The World is Your Oyster

The time has come

I must speak of this one thing:

I wish ever so dearly for red high heels,

Life is meant to be lived away from the harbor

Nostalgia comes in the form of typewriters and sealing wax

I hate both cauliflower as well as cabbages

I am appalled by the contrast of rags and the riches of Kings

I am not denying the possibility of a sea gone a broil

Or the account of little pigs with wings.

Yet it is none of these things which I wish to say

I only wish to comment once more

Of my undeniable favorite parts of the day:

Early in the morning, around 6 and late, late at night, around 12.

It is in the surrounding hours that I seem to work best.

I could do without the meaningless 8-5,

Filled with scanning and phone calls and time wasted.

There is life to be lived out there, my friend,

And it is up to us to take it.

The shout into the void

I am the favorite lines from your favorite movies.

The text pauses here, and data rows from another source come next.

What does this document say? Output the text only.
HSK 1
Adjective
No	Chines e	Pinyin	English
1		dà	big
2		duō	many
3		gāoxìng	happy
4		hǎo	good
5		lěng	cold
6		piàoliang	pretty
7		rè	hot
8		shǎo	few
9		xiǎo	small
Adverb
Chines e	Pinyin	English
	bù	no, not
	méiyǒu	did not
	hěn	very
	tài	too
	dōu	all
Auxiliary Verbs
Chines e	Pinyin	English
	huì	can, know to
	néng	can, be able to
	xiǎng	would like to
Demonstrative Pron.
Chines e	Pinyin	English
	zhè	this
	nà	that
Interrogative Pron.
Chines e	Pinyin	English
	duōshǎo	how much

I am the bubbly flirty girl you remember from high school.

I am the quite ponderer, the ever thinking brain

I am the passive aggressive girlfriends

I am the writer who loves to read more than write.

I am the writer who must write due to all the birds in my head.

I am the crazy atypical writer who is probably bipolar.

I am Bee from Sisterhood of the Traveling Pants; confident like crazy

I am Bee from the Sisterhood of the Traveling Pants; quietly broken.

I am a bright young woman, sick of swimming, ready to stand.

I am a five year old who wishes to be a mermaid.

I am the loved and adored; I am the rejected and the ignored.

How intriguing it is that only 104.6 lbs of me contains all of these thoughts and feelings simultaneously.

Dynamic Changes of Leaving

I greatly admire birds, as my posts suggest. I often visualize myself as a bird chained to a specific spot, unable to spread her beautiful wings and leave as gracefully as she came. The thing with birds my romantic view refuses to think about is the fact that while they are free to come and go, they hardly ever stay. The constant shift in coming and going means no connections, no personal ties forever. While in a way this sounds appealing, it only sounds appealing in the idealist sense. I have made ties and to break away and leave would mean to completely abandon it all and migrate away to someplace new, with it’s own chains and cages ready to trap me again. Is that really what I want? In some relationships, yes. I cannot wait to leave in some instances. Yet the pragmatist in me can’t help but realize that leaving is not as freeing as it seems to be. One cannot just leave because they believe someplace else will be better, prettier, bolder, and bigger. While I still imagine my wings coming out and my confidence shining as I go to make something of myself, I will not sit by and use the future as an escape from the present. When I stop staring at clouds and daydreaming of places and things and people I’ve never met or seen, I find my home in people here and now. I find my joy in the smallest places and things and people. So yes, I am bird ready to fly away, but for now I guess I’ll be content to stay.

Best of Both Worlds

On the very brink of reality,

Hanging on the edge of safety,

Tweet, tweet, tweeting up, up high,

The in and out breaths, the deep sigh,

To jump or hop back to the nest?

To fly and be free, or to be safe, called the best?

Either way I take a risk as a small little bird, a baby,

I never asked you to be my superman, to try and save me,

Yet here you are, coming to my rescue, holding tightly,

I used to shy away and run from this, seemingly brightly,

But somehow I’ve changed and become okay with being saved,

I’m tired of running in this infinity circle; sick of being chased.

I was under the impression if you were committed, you had lost,

I suppose my mind’s been changed, or maybe I’ve gone soft.

I used to believe a lot of things, yet they seem not to apply,

You’ve both freed this bird and made her say hello instead of bye,

I no longer feel like a loser for being committed, it just can’t be true.

I guess the truth is I’m only okay with ‘losing’ if losing means winning you.